Now they are weighing whether to sell their three-bedroom house in Lawrenceburg, Ky., some 20 miles west of Lexington. Otherwise, Mr. Gay said, “it’s going to be very difficult for us to do our student loan payments, house payments and just eat.”

Please, Mr. Gay (and Mr. Glater, the author of this heart-string puller)! You, and presumably your wife, are only in your mid-twenties, have what appears to be a very nice home according to the picture accompanying the article, and yet have the nerve to assert that taxpayers should eat your student loans lest you not eat at all!

Excuse me if I don’t start singing “We Are the World.”

This is simple greed – you know, the stuff for which the media regularly excoriates “big business” – but readers are expected to see it as suffering because it involves recent college grads. Oh, and grads who have gone into teaching, according to Glater “a high-value but often low-paying” field. That the Gays have felt wealthy enough to buy a house despite holding much greater than normal student debt – and the fact that on an hourly basis teachers get paid on par with comparable professionals – doesn’t present any impediment to the reporter repeating the baseless underpaid teacher myth. It’s all just part of the standard narratives.
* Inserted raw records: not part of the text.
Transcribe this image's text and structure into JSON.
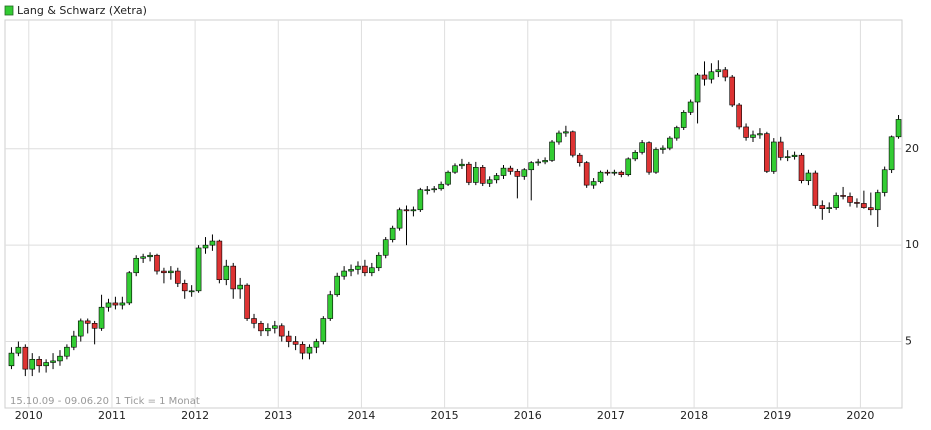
{
  "chart_data": {
    "type": "candlestick",
    "legend": "top-left",
    "grid": true,
    "yscale": "log",
    "date_range": "15.10.09 - 09.06.20",
    "interval_label": "1 Tick = 1 Monat",
    "ylim": [
      3.1,
      50.5
    ],
    "yticks": [
      5,
      10,
      20
    ],
    "categories": [
      null,
      null,
      null,
      "2010",
      null,
      null,
      null,
      null,
      null,
      null,
      null,
      null,
      null,
      null,
      null,
      "2011",
      null,
      null,
      null,
      null,
      null,
      null,
      null,
      null,
      null,
      null,
      null,
      "2012",
      null,
      null,
      null,
      null,
      null,
      null,
      null,
      null,
      null,
      null,
      null,
      "2013",
      null,
      null,
      null,
      null,
      null,
      null,
      null,
      null,
      null,
      null,
      null,
      "2014",
      null,
      null,
      null,
      null,
      null,
      null,
      null,
      null,
      null,
      null,
      null,
      "2015",
      null,
      null,
      null,
      null,
      null,
      null,
      null,
      null,
      null,
      null,
      null,
      "2016",
      null,
      null,
      null,
      null,
      null,
      null,
      null,
      null,
      null,
      null,
      null,
      "2017",
      null,
      null,
      null,
      null,
      null,
      null,
      null,
      null,
      null,
      null,
      null,
      "2018",
      null,
      null,
      null,
      null,
      null,
      null,
      null,
      null,
      null,
      null,
      null,
      "2019",
      null,
      null,
      null,
      null,
      null,
      null,
      null,
      null,
      null,
      null,
      null,
      "2020",
      null,
      null,
      null,
      null,
      null
    ],
    "series": [
      {
        "name": "Lang & Schwarz (Xetra)",
        "color": "#33cc33",
        "down_color": "#dd3333",
        "open": [
          4.2,
          4.6,
          4.8,
          4.1,
          4.4,
          4.2,
          4.3,
          4.35,
          4.5,
          4.8,
          5.2,
          5.8,
          5.7,
          5.5,
          6.4,
          6.6,
          6.5,
          6.6,
          8.2,
          9.1,
          9.2,
          9.3,
          8.3,
          8.2,
          8.3,
          7.6,
          7.2,
          7.2,
          9.8,
          10.0,
          10.3,
          7.8,
          8.6,
          7.3,
          7.5,
          5.9,
          5.7,
          5.4,
          5.5,
          5.6,
          5.2,
          5.0,
          4.9,
          4.6,
          4.8,
          5.0,
          5.9,
          7.0,
          8.0,
          8.3,
          8.4,
          8.6,
          8.2,
          8.5,
          9.3,
          10.4,
          11.3,
          12.9,
          12.8,
          12.9,
          14.9,
          14.9,
          15.0,
          15.5,
          16.9,
          17.7,
          17.9,
          15.7,
          17.5,
          15.6,
          16.0,
          16.5,
          17.4,
          17.0,
          16.4,
          17.2,
          18.1,
          18.2,
          18.4,
          21.0,
          22.4,
          22.6,
          19.1,
          18.1,
          15.4,
          15.8,
          16.9,
          16.8,
          16.9,
          16.6,
          18.6,
          19.5,
          20.9,
          16.9,
          19.9,
          20.1,
          21.6,
          23.3,
          26.0,
          28.0,
          34.0,
          33.0,
          34.8,
          35.3,
          33.5,
          27.4,
          23.4,
          21.7,
          22.1,
          22.3,
          17.0,
          21.0,
          18.8,
          18.9,
          19.1,
          15.9,
          16.8,
          13.3,
          13.0,
          13.1,
          14.3,
          14.2,
          13.6,
          13.5,
          13.1,
          12.9,
          14.6,
          17.2,
          21.8
        ],
        "high": [
          4.8,
          5.0,
          4.9,
          4.6,
          4.5,
          4.4,
          4.6,
          4.7,
          4.9,
          5.4,
          5.9,
          5.9,
          5.8,
          7.0,
          6.8,
          6.9,
          6.9,
          8.3,
          9.3,
          9.4,
          9.5,
          9.4,
          8.5,
          8.6,
          8.5,
          7.8,
          7.5,
          10.0,
          10.6,
          10.8,
          10.4,
          9.0,
          8.8,
          7.9,
          7.6,
          6.1,
          5.8,
          5.7,
          5.8,
          5.7,
          5.4,
          5.2,
          5.0,
          4.9,
          5.1,
          6.0,
          7.2,
          8.2,
          8.6,
          8.7,
          8.9,
          9.0,
          8.8,
          9.5,
          10.6,
          11.5,
          13.1,
          13.3,
          13.2,
          15.1,
          15.3,
          15.3,
          15.8,
          17.1,
          18.0,
          18.6,
          18.2,
          18.2,
          17.8,
          16.4,
          16.8,
          17.8,
          17.7,
          17.3,
          17.4,
          18.3,
          18.6,
          18.8,
          21.3,
          22.8,
          23.6,
          22.8,
          19.4,
          18.3,
          16.2,
          17.1,
          17.2,
          17.2,
          17.1,
          18.8,
          19.8,
          21.3,
          21.1,
          20.2,
          20.5,
          21.9,
          23.6,
          26.4,
          28.5,
          34.5,
          37.5,
          37.0,
          37.8,
          36.0,
          34.0,
          27.8,
          24.0,
          22.8,
          23.2,
          22.6,
          21.6,
          21.8,
          19.8,
          19.6,
          19.4,
          17.2,
          17.1,
          13.8,
          13.6,
          14.6,
          15.2,
          14.6,
          14.0,
          14.8,
          14.6,
          14.9,
          17.6,
          22.0,
          25.5
        ],
        "low": [
          4.1,
          4.5,
          3.9,
          3.9,
          4.0,
          4.0,
          4.1,
          4.2,
          4.4,
          4.7,
          5.0,
          5.3,
          4.9,
          5.4,
          6.2,
          6.3,
          6.3,
          6.5,
          8.0,
          8.8,
          8.9,
          8.1,
          7.6,
          7.8,
          7.4,
          6.8,
          6.9,
          7.1,
          9.4,
          9.6,
          7.6,
          7.5,
          6.8,
          6.8,
          5.8,
          5.5,
          5.2,
          5.2,
          5.3,
          5.0,
          4.8,
          4.7,
          4.4,
          4.4,
          4.6,
          4.9,
          5.8,
          6.9,
          7.8,
          8.0,
          8.1,
          8.0,
          8.0,
          8.3,
          9.1,
          10.2,
          11.1,
          10.0,
          12.3,
          12.7,
          14.4,
          14.6,
          14.8,
          15.3,
          16.7,
          17.3,
          15.4,
          15.4,
          15.3,
          15.2,
          15.6,
          16.1,
          16.6,
          14.0,
          16.0,
          13.8,
          17.7,
          17.9,
          18.2,
          20.6,
          21.8,
          18.8,
          17.6,
          15.1,
          15.0,
          15.6,
          16.5,
          16.5,
          16.3,
          16.4,
          18.3,
          19.2,
          16.6,
          16.7,
          19.3,
          19.8,
          21.2,
          22.9,
          25.5,
          24.0,
          31.5,
          32.0,
          33.5,
          32.5,
          27.0,
          23.0,
          21.2,
          21.0,
          21.5,
          16.8,
          16.7,
          18.4,
          18.3,
          18.5,
          15.6,
          15.4,
          13.0,
          12.0,
          12.6,
          12.9,
          13.9,
          13.2,
          13.1,
          13.0,
          12.4,
          11.4,
          14.2,
          16.8,
          21.5
        ],
        "close": [
          4.6,
          4.8,
          4.1,
          4.4,
          4.2,
          4.3,
          4.35,
          4.5,
          4.8,
          5.2,
          5.8,
          5.7,
          5.5,
          6.4,
          6.6,
          6.5,
          6.6,
          8.2,
          9.1,
          9.2,
          9.3,
          8.3,
          8.2,
          8.3,
          7.6,
          7.2,
          7.2,
          9.8,
          10.0,
          10.3,
          7.8,
          8.6,
          7.3,
          7.5,
          5.9,
          5.7,
          5.4,
          5.5,
          5.6,
          5.2,
          5.0,
          4.9,
          4.6,
          4.8,
          5.0,
          5.9,
          7.0,
          8.0,
          8.3,
          8.4,
          8.6,
          8.2,
          8.5,
          9.3,
          10.4,
          11.3,
          12.9,
          12.8,
          12.9,
          14.9,
          14.9,
          15.0,
          15.5,
          16.9,
          17.7,
          17.9,
          15.7,
          17.5,
          15.6,
          16.0,
          16.5,
          17.4,
          17.0,
          16.4,
          17.2,
          18.1,
          18.2,
          18.4,
          21.0,
          22.4,
          22.6,
          19.1,
          18.1,
          15.4,
          15.8,
          16.9,
          16.8,
          16.9,
          16.6,
          18.6,
          19.5,
          20.9,
          16.9,
          19.9,
          20.1,
          21.6,
          23.3,
          26.0,
          28.0,
          34.0,
          33.0,
          34.8,
          35.3,
          33.5,
          27.4,
          23.4,
          21.7,
          22.1,
          22.3,
          17.0,
          21.0,
          18.8,
          18.9,
          19.1,
          15.9,
          16.8,
          13.3,
          13.0,
          13.1,
          14.3,
          14.2,
          13.6,
          13.5,
          13.1,
          12.9,
          14.6,
          17.2,
          21.8,
          24.7
        ]
      }
    ]
  }
}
Business Week’s piece isn’t much better than the Times’, though at least reporter John Tozzi had the decency not to start off with an emotionally manipulative anecdote of supposed human suffering. His third paragraph, however, centers around “analysis” from the student-centric Project on Student Debt, and he rolls out the ol’ Tale of Woe right after:

“It’s just so frustrating,” says Susan D. Strayer, director of talent acquisition for Ritz-Carlton in Washington. “They tell you to be self-made. They tell you get yourself a good education and you can get yourself into a pretty big hole.” Strayer, 33, has $90,000 in student loan debt from her bachelor’s at Virginia Tech and a master’s from George Washington University. She also has an MBA from Vanderbilt University, which she earned on a full scholarship—but skipped two years of earnings to acquire. Strayer says her monthly loan payments of $600 barely budge the principal on her debt. She doesn’t regret her educational decisions, although she says the debt load has made her put off plans to pursue a consulting side business full-time.

So Ms. Strayer chose one of the most expensive schools in the country —George Washington — for a Master’s (in what we do not know); we have no information about why she chose to finance her education through loans (she and her parents bought new cars, clothes, and stereos instead of saving for college, perhaps?); but we are supposed to feel it is a terrible thing that at 33 she hasn’t been able to start a full-time consulting business. Why is that, exactly?

Thankfully, though he frontloads anecdotes and pity parties, Tozzi ends his piece with a clear, if far too rare, voice of reason:

“It’s easy for me to say, ‘Oh, I have all this student loan debt,’ but I chose to take it and I have to deal with the consequences of that choice,” [24-year-old] Patricia Hudak says. “So many people in my generation think of everything as a short-term investment with immediate return.”

Finally, someone I can truly feel sorry for! Why? Because with journalists cheering it on, Ms. Hudak is exactly the kind of person that our political system will punish, making her pay not only for her own choices, but those of the Gays, Ms. Strayer, and countless other student debtors who really do think that everything, and everybody, should give them an immediate — and huge — payoff.